The “GPS lady” sounds real, but she is not real.

If this story sounds familiar, it is. In December, my wife, Carla, and I listened to the “GPS lady” and turned off the state highway, trusting her to deliver us to the Indiana Farm Bureau Convention in French Lick. We made it, but only after navigating twisting country roads and surviving a town straight out of “Deliverance.”

So, I should know better. But with the emphasis on a virtual world this year, I was lulled into trusting the voice inside the dashboard. Never again!

No joke

As if I needed I reminder, I got one earlier this spring when trying to visit Jim and Jane Gillooly in Daviess County, Ind. Interstate 69 runs through their farm. Carla and I came from the south, having visited Jim and Carol Jo Droege at Wadesville. Both couples are Master Farmers this year.

Just outside Petersburg, GPS told us to turn right. I missed the sign, but Carla saw it. She started laughing.

Why? It was an actual highway sign that said, “GPS is wrong, don’t turn here!” Sure enough, since we had already turned, we went farther. Soon, we were getting farther away from our destination.

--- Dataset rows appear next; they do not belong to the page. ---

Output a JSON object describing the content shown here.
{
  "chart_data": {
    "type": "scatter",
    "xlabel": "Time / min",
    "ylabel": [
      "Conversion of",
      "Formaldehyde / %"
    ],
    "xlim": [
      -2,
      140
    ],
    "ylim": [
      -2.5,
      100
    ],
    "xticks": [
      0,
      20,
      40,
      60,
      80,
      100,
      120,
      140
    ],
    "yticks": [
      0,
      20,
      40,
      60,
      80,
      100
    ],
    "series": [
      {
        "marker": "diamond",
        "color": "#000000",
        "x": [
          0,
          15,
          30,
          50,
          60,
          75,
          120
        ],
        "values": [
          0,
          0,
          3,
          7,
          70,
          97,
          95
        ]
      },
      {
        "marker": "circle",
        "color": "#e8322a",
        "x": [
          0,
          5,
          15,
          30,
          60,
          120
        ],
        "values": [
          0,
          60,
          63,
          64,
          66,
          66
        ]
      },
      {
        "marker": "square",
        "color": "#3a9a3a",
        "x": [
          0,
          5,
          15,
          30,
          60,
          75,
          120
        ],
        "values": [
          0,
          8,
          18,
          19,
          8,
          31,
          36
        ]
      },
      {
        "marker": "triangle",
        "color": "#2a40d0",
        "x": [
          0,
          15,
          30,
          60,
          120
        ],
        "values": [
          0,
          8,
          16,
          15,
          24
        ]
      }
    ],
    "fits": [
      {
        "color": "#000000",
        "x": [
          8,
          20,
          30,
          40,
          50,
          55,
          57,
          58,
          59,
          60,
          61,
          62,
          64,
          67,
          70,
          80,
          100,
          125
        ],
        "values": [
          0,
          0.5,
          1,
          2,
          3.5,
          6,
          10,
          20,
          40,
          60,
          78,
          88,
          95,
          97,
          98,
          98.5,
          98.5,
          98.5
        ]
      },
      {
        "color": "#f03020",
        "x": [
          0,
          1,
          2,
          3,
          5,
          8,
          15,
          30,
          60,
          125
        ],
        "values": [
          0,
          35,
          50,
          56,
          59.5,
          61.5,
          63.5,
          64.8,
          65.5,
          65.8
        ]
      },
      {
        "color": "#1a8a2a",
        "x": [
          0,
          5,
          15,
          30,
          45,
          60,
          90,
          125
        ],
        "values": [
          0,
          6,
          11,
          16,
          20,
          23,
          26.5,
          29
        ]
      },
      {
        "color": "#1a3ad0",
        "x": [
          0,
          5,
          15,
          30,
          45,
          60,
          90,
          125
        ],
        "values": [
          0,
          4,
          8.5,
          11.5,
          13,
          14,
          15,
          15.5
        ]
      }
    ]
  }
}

I got us back to a state highway, and we found the farm. Jim and Jane said we weren’t the first people to get snookered by GPS. My only regret is that I didn’t get a picture of the sign. I was going to snap it when we came back, but we couldn’t find it again!

You were where?

That brings me to June 8. I was heading to visit Brenda Sermersheim near St. Anthony in Dubois County, Ind. She gave me good directions. Go through Jasper, stay on state highways — sounded like a piece of cake.

I still had Carla program the address into GPS before I left, this time by myself. I was 10 miles from Jasper when the famous “GPS lady” started her chant. “In 500 feet, turn left … turn left now!” That was a county road, so I ignored it. I also ignored the second time she wanted me to turn, but then I saw “construction ahead” signs. So, the third time she squawked, I turned.

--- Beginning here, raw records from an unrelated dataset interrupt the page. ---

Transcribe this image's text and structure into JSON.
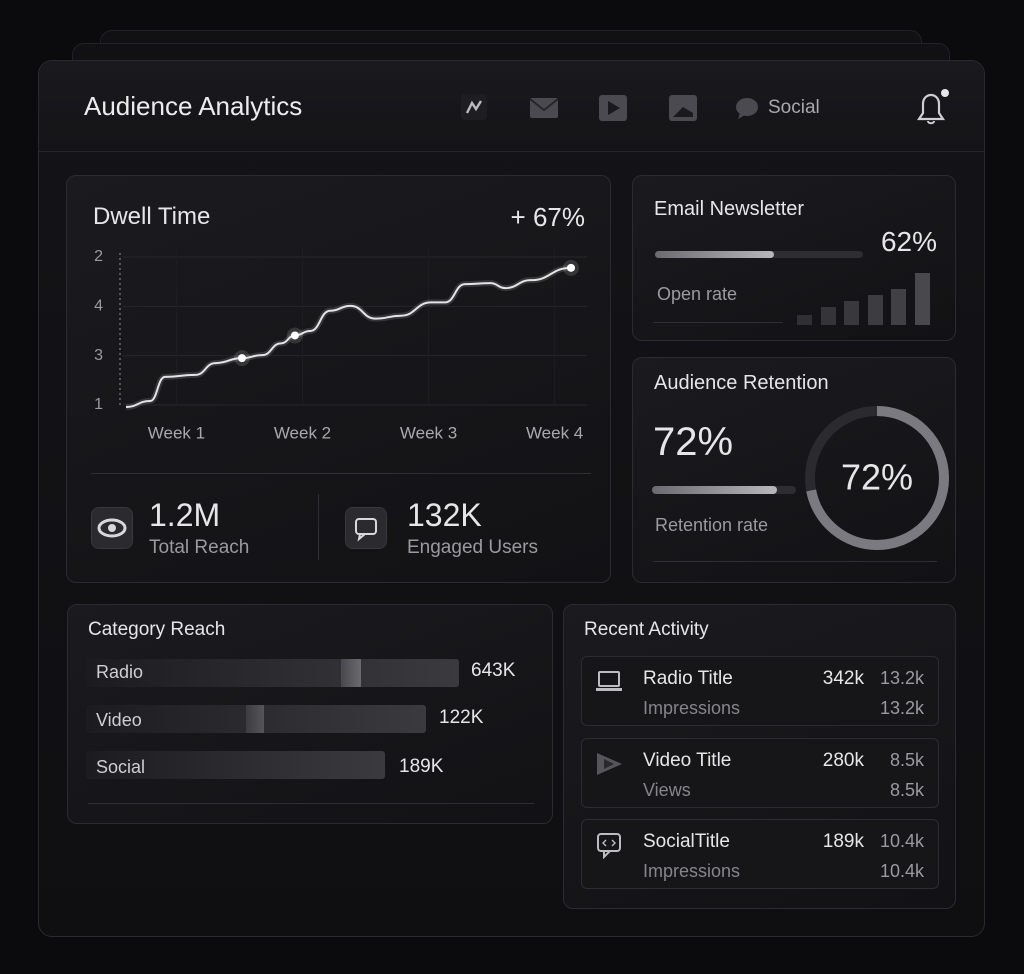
{
  "header": {
    "title": "Audience Analytics",
    "nav_label": "Social"
  },
  "dwell_time": {
    "title": "Dwell Time",
    "change": "+ 67%",
    "chart": {
      "type": "line",
      "x": [
        0.6,
        0.79,
        0.91,
        1.15,
        1.31,
        1.52,
        1.68,
        1.83,
        1.94,
        2.06,
        2.22,
        2.38,
        2.58,
        2.78,
        3.02,
        3.13,
        3.29,
        3.49,
        3.61,
        3.81,
        4.13
      ],
      "values": [
        0.96,
        1.08,
        1.57,
        1.61,
        1.85,
        1.95,
        2.01,
        2.25,
        2.41,
        2.5,
        2.91,
        3.01,
        2.75,
        2.81,
        3.08,
        3.08,
        3.45,
        3.47,
        3.37,
        3.53,
        3.78
      ],
      "xlim": [
        0.6,
        4.13
      ],
      "ylim": [
        1,
        4
      ],
      "xticks": [
        {
          "value": 1,
          "label": "Week 1"
        },
        {
          "value": 2,
          "label": "Week 2"
        },
        {
          "value": 3,
          "label": "Week 3"
        },
        {
          "value": 4,
          "label": "Week 4"
        }
      ],
      "y_labels": [
        "2",
        "4",
        "3",
        "1"
      ],
      "markers": [
        5,
        8,
        20
      ],
      "grid": true,
      "color": "#e4e4e6"
    },
    "stats": [
      {
        "value": "1.2M",
        "label": "Total Reach"
      },
      {
        "value": "132K",
        "label": "Engaged Users"
      }
    ]
  },
  "email": {
    "title": "Email Newsletter",
    "value": "62%",
    "caption": "Open rate"
  },
  "retention": {
    "title": "Audience Retention",
    "value": "72%",
    "caption": "Retention rate",
    "ring": {
      "value": 72,
      "value_label": "72%"
    }
  },
  "category_reach": {
    "title": "Category Reach",
    "rows": [
      {
        "label": "Radio",
        "value": "643K"
      },
      {
        "label": "Video",
        "value": "122K"
      },
      {
        "label": "Social",
        "value": "189K"
      }
    ]
  },
  "recent_activity": {
    "title": "Recent Activity",
    "items": [
      {
        "title": "Radio Title",
        "subtitle": "Impressions",
        "value": "342k",
        "secondary": "13.2k",
        "secondary_sub": "13.2k"
      },
      {
        "title": "Video Title",
        "subtitle": "Views",
        "value": "280k",
        "secondary": "8.5k",
        "secondary_sub": "8.5k"
      },
      {
        "title": "SocialTitle",
        "subtitle": "Impressions",
        "value": "189k",
        "secondary": "10.4k",
        "secondary_sub": "10.4k"
      }
    ]
  }
}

I saw parts of Dubois County I never knew existed. Beautiful country — hills, cover crops, quaint churches.

All was well until I was about 5 miles from Brenda’s house. “In 500 feet, turn right … turn right now!” It was a narrow gravel road, but I turned. In 500 feet, it turned into a dirt path with grass down the middle. Wait a minute … I kept going. Farm fields were on either side. Then suddenly I was crossing a shallow creek bed. This can’t be right.

Finally, I went up a hill with soft shoulders. I debated shifting into four-wheel drive but made it. Over the hill was a real blacktop road.

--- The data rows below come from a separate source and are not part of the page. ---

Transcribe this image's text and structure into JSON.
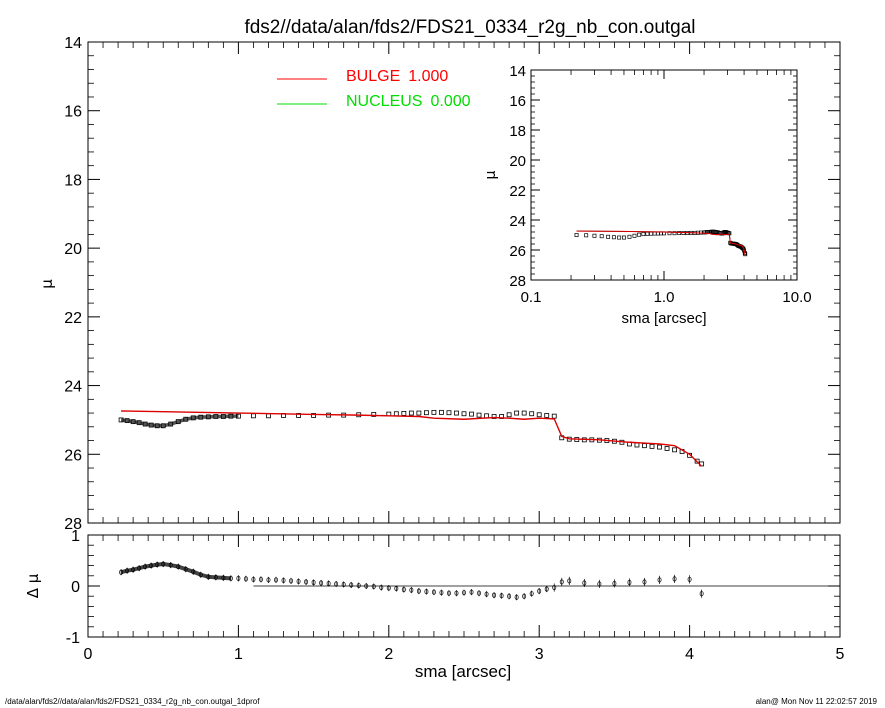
{
  "chart_data": {
    "title": "fds2//data/alan/fds2/FDS21_0334_r2g_nb_con.outgal",
    "legend": [
      {
        "name": "BULGE",
        "value": "1.000",
        "color": "#ff0000"
      },
      {
        "name": "NUCLEUS",
        "value": "0.000",
        "color": "#00dd00"
      }
    ],
    "main": {
      "type": "line",
      "ylabel": "μ",
      "xlim": [
        0,
        5
      ],
      "ylim": [
        28,
        14
      ],
      "xticks": [
        "0",
        "1",
        "2",
        "3",
        "4",
        "5"
      ],
      "yticks": [
        "14",
        "16",
        "18",
        "20",
        "22",
        "24",
        "26",
        "28"
      ],
      "data": {
        "x": [
          0.22,
          0.26,
          0.3,
          0.34,
          0.38,
          0.42,
          0.46,
          0.5,
          0.55,
          0.6,
          0.65,
          0.7,
          0.75,
          0.8,
          0.85,
          0.9,
          0.95,
          1.0,
          1.1,
          1.2,
          1.3,
          1.4,
          1.5,
          1.6,
          1.7,
          1.8,
          1.9,
          2.0,
          2.05,
          2.1,
          2.15,
          2.2,
          2.25,
          2.3,
          2.35,
          2.4,
          2.45,
          2.5,
          2.55,
          2.6,
          2.65,
          2.7,
          2.75,
          2.8,
          2.85,
          2.9,
          2.95,
          3.0,
          3.05,
          3.1,
          3.15,
          3.2,
          3.25,
          3.3,
          3.35,
          3.4,
          3.45,
          3.5,
          3.55,
          3.6,
          3.65,
          3.7,
          3.75,
          3.8,
          3.85,
          3.9,
          3.95,
          4.0,
          4.05,
          4.08
        ],
        "y": [
          25.0,
          25.02,
          25.05,
          25.08,
          25.12,
          25.15,
          25.17,
          25.17,
          25.12,
          25.05,
          24.98,
          24.94,
          24.92,
          24.91,
          24.9,
          24.9,
          24.89,
          24.89,
          24.88,
          24.88,
          24.87,
          24.87,
          24.87,
          24.86,
          24.86,
          24.85,
          24.84,
          24.83,
          24.82,
          24.81,
          24.8,
          24.8,
          24.79,
          24.78,
          24.78,
          24.79,
          24.8,
          24.82,
          24.83,
          24.86,
          24.88,
          24.9,
          24.9,
          24.85,
          24.8,
          24.8,
          24.82,
          24.85,
          24.87,
          24.89,
          25.52,
          25.56,
          25.57,
          25.58,
          25.58,
          25.59,
          25.6,
          25.62,
          25.65,
          25.7,
          25.73,
          25.75,
          25.77,
          25.79,
          25.83,
          25.87,
          25.92,
          26.03,
          26.2,
          26.28
        ]
      },
      "model": {
        "x": [
          0.22,
          0.5,
          1.0,
          1.5,
          1.8,
          2.0,
          2.2,
          2.3,
          2.5,
          2.7,
          2.8,
          2.9,
          3.0,
          3.1,
          3.15,
          3.2,
          3.4,
          3.6,
          3.8,
          3.9,
          4.0,
          4.08
        ],
        "y": [
          24.74,
          24.76,
          24.8,
          24.84,
          24.86,
          24.88,
          24.9,
          24.95,
          24.98,
          24.93,
          24.95,
          24.98,
          24.95,
          24.97,
          25.48,
          25.55,
          25.58,
          25.65,
          25.7,
          25.75,
          26.0,
          26.35
        ]
      }
    },
    "inset": {
      "xlabel": "sma [arcsec]",
      "ylabel": "μ",
      "xscale": "log",
      "xlim": [
        0.1,
        10.0
      ],
      "ylim": [
        28,
        14
      ],
      "xticks": [
        "0.1",
        "1.0",
        "10.0"
      ],
      "yticks": [
        "14",
        "16",
        "18",
        "20",
        "22",
        "24",
        "26",
        "28"
      ]
    },
    "residual": {
      "xlabel": "sma [arcsec]",
      "ylabel": "Δ μ",
      "xlim": [
        0,
        5
      ],
      "ylim": [
        -1,
        1
      ],
      "xticks": [
        "0",
        "1",
        "2",
        "3",
        "4",
        "5"
      ],
      "yticks": [
        "1",
        "0",
        "-1"
      ],
      "x": [
        0.22,
        0.26,
        0.3,
        0.34,
        0.38,
        0.42,
        0.46,
        0.5,
        0.55,
        0.6,
        0.65,
        0.7,
        0.75,
        0.8,
        0.85,
        0.9,
        0.95,
        1.0,
        1.05,
        1.1,
        1.15,
        1.2,
        1.25,
        1.3,
        1.35,
        1.4,
        1.45,
        1.5,
        1.55,
        1.6,
        1.65,
        1.7,
        1.75,
        1.8,
        1.85,
        1.9,
        1.95,
        2.0,
        2.05,
        2.1,
        2.15,
        2.2,
        2.25,
        2.3,
        2.35,
        2.4,
        2.45,
        2.5,
        2.55,
        2.6,
        2.65,
        2.7,
        2.75,
        2.8,
        2.85,
        2.9,
        2.95,
        3.0,
        3.05,
        3.1,
        3.15,
        3.2,
        3.3,
        3.4,
        3.5,
        3.6,
        3.7,
        3.8,
        3.9,
        4.0,
        4.08
      ],
      "y": [
        0.27,
        0.3,
        0.32,
        0.35,
        0.38,
        0.4,
        0.42,
        0.43,
        0.41,
        0.38,
        0.33,
        0.28,
        0.22,
        0.18,
        0.17,
        0.16,
        0.15,
        0.15,
        0.14,
        0.13,
        0.13,
        0.12,
        0.12,
        0.11,
        0.1,
        0.09,
        0.08,
        0.07,
        0.06,
        0.05,
        0.04,
        0.03,
        0.02,
        0.01,
        0.0,
        -0.01,
        -0.03,
        -0.04,
        -0.05,
        -0.07,
        -0.08,
        -0.1,
        -0.11,
        -0.12,
        -0.13,
        -0.14,
        -0.14,
        -0.13,
        -0.12,
        -0.14,
        -0.16,
        -0.18,
        -0.19,
        -0.2,
        -0.22,
        -0.2,
        -0.15,
        -0.1,
        -0.06,
        -0.03,
        0.08,
        0.1,
        0.06,
        0.04,
        0.05,
        0.07,
        0.08,
        0.12,
        0.14,
        0.13,
        -0.15
      ]
    }
  },
  "footer": {
    "left": "/data/alan/fds2//data/alan/fds2/FDS21_0334_r2g_nb_con.outgal_1dprof",
    "right": "alan@  Mon Nov 11 22:02:57 2019"
  }
}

I told Brenda about the experience. “Oh, I know where you were,” she said. “That’s not really a road.”

Yes, I figured that out.

“But you’re not the first to go there,” she added. “GPS took a couple semi drivers there, too.”

I have a suggestion. Before you get all caught up in virtual reality, remember, there is no substitute for reality. And to the county commissioners in Dubois County, maybe you want to ask Pike County where they got the sign that says, “GPS is wrong!”